O número crescente de autores que optam pela autopublicação provocou mudanças significativas na indústria editorial do Zimbabué. Autores emergentes e menos conhecidos são mais propensos a usar a publicação no WhatsApp, mas alguns como Ngirazi alcançaram popularidade e relativo sucesso desde então.

Muitos dos escritores mais talentosos e estabelecidos do Zimbabué estão a ser publicados por empresas internacionais, principalmente devido às vantagens consideráveis ​​que recebem – tais como adiantamentos mais elevados, melhores royalties e promoção superior de livros. A exposição internacional também os ajuda a construir uma reputação global.

Mas este é um sonho rebuscado para a maioria – especialmente para os escritores mais novos que se inclinaram para as alternativas.

“Mesmo que os autores recorram ao WhatsApp, quanto você vai vender?” Chidavaenzi pergunta. “Você consegue vender o suficiente para poder comprar uma casa ou um stand residencial?
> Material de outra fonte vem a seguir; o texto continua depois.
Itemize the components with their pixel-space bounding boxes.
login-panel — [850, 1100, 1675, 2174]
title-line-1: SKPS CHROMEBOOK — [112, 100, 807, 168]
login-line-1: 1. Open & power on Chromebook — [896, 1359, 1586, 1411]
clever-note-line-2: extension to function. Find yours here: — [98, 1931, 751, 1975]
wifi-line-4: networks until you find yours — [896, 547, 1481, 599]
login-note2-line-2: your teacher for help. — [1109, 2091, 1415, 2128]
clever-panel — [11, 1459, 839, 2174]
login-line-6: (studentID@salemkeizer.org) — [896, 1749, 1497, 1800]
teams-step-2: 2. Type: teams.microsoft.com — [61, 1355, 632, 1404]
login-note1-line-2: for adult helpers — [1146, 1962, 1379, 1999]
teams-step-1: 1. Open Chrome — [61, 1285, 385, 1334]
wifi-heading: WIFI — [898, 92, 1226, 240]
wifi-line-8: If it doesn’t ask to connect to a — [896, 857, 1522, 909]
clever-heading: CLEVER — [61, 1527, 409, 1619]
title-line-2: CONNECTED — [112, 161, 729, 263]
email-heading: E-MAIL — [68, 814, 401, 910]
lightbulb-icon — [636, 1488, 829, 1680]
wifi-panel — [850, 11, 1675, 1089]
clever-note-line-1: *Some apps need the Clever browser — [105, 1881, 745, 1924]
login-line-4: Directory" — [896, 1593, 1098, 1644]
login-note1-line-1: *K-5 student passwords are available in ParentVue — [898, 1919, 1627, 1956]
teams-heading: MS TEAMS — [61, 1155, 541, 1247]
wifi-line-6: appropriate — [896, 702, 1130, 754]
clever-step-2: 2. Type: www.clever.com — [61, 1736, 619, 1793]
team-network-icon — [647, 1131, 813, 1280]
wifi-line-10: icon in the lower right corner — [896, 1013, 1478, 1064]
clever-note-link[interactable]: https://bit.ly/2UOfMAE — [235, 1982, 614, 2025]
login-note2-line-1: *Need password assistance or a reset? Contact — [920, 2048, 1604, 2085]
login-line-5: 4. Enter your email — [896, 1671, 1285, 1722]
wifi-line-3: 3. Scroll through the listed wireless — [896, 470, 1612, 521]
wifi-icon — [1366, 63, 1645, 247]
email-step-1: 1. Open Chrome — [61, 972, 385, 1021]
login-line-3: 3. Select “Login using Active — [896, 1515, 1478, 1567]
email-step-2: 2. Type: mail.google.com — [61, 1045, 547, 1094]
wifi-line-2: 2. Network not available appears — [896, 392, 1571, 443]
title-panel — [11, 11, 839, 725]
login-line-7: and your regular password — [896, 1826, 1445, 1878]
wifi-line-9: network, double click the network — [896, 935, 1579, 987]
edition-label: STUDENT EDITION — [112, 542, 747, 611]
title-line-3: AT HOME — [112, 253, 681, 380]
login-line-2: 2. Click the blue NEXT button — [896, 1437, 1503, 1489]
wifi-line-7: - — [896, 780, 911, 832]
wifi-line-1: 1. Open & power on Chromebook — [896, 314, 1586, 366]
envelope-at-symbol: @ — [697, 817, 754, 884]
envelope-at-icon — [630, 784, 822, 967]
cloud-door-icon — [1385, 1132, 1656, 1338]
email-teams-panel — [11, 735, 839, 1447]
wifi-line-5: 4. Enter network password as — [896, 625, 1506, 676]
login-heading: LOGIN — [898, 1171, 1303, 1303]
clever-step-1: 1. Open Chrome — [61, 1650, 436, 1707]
É impossível”, acrescenta.

Para Dhewa, a autopublicação serializada no WhatsApp fez dele um escritor mais eficiente, diz ele.

Também lhe permitiu partilhar histórias locais que lhe são queridas com um público mais vasto. “Quero que o resto do mundo e o seu povo conheçam (e) amem a nossa cultura como africanos e como vivemos como pessoas negras nas zonas rurais”, diz ele.

Quanto à sua carreira literária, ele espera que o WhatsApp possa levá-lo a algum lugar.

“Quero alcançar sucesso literário e reconhecimento como o alcançado pelo (popular romancista Shona) Patrick Chakaipa”, diz Dhewa.